To think that you started off making cups [out of clay at eight years old], and now you're making sculptures that are changing the game. That's pretty inspiring. Where do you want to go? What's the most ambitious thing that you want to do?
It’s funny because my mom recently asked me this, and I told her that I don't think that there's an end game, because it's something that I want to continuously do. I want my work to live beyond me, I want my name to live beyond me, I want my purpose to live beyond me. Physically, I think I want to make monumental pieces. I want to see a grill piece, but huge AF in the middle of New York.
[There’s] something about the way your world takes up space, [and] it needs to be seen in a public or big space. I mean I've seen enough museum spaces to know I've never seen something like that, or I might have stayed longer.

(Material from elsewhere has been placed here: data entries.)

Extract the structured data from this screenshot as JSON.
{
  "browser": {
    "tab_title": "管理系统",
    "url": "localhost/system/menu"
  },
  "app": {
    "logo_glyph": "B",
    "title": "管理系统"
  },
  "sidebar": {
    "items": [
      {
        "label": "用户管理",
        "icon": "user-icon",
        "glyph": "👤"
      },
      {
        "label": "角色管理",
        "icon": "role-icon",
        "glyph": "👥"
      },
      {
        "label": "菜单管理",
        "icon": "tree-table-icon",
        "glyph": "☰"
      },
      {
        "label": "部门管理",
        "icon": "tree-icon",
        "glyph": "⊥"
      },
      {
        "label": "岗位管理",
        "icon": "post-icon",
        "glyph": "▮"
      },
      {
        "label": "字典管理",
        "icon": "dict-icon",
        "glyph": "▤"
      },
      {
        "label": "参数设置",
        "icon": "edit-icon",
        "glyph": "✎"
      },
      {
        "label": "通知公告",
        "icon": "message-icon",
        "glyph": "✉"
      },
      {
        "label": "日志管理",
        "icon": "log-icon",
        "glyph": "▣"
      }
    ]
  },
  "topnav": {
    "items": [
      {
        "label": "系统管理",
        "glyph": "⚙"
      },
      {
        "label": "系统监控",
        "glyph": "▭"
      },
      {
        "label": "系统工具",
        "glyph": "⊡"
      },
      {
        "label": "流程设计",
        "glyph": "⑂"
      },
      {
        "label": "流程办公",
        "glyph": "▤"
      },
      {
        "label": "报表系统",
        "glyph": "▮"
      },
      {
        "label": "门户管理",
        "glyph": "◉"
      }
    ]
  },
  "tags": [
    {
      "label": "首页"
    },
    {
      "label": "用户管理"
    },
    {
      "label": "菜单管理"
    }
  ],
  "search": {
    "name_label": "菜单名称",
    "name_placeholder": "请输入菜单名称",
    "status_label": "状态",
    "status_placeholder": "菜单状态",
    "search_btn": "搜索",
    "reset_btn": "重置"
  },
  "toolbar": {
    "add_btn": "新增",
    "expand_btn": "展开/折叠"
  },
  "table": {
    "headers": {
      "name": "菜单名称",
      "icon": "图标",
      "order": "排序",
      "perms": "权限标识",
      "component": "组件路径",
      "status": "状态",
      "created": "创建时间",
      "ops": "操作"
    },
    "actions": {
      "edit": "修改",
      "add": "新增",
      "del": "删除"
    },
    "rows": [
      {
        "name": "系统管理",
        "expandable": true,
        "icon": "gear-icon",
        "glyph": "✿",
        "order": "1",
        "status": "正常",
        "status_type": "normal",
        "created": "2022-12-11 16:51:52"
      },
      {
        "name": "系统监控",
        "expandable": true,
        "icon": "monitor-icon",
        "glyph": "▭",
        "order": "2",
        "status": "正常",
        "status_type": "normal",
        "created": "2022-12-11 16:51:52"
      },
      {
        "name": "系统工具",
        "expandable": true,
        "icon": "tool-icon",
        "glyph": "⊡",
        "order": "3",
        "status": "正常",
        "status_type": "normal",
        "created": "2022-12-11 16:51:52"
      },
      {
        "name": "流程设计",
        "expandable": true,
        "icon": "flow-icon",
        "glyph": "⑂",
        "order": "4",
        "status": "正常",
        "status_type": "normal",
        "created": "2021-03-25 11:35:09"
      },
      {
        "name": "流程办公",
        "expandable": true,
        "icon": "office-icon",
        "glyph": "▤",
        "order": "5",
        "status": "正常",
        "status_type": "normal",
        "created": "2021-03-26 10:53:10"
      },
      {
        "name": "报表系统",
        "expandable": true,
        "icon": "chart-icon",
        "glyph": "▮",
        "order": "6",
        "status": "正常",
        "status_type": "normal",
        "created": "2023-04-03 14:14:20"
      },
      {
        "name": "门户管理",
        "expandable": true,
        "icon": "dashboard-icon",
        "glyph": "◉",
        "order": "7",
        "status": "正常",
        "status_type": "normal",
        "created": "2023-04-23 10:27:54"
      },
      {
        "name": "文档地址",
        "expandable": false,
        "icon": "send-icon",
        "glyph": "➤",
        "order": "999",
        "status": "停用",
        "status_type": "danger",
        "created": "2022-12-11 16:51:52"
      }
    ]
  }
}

That makes me happy. I'm actually really glad that you said take up space, because that is what I want my work to do. That's also why there are spaces in between the letters for the names in my work. There's space, because I want the names to take up space. That's the whole reason for that. I think people just think that I make sculptures for the hell of it sometimes. I also do that, because I also just love working with clay, but I also want to be able to take up space. Which is why I make so many at once, and that's why I'm going to try to continue these big pieces in the summer actually.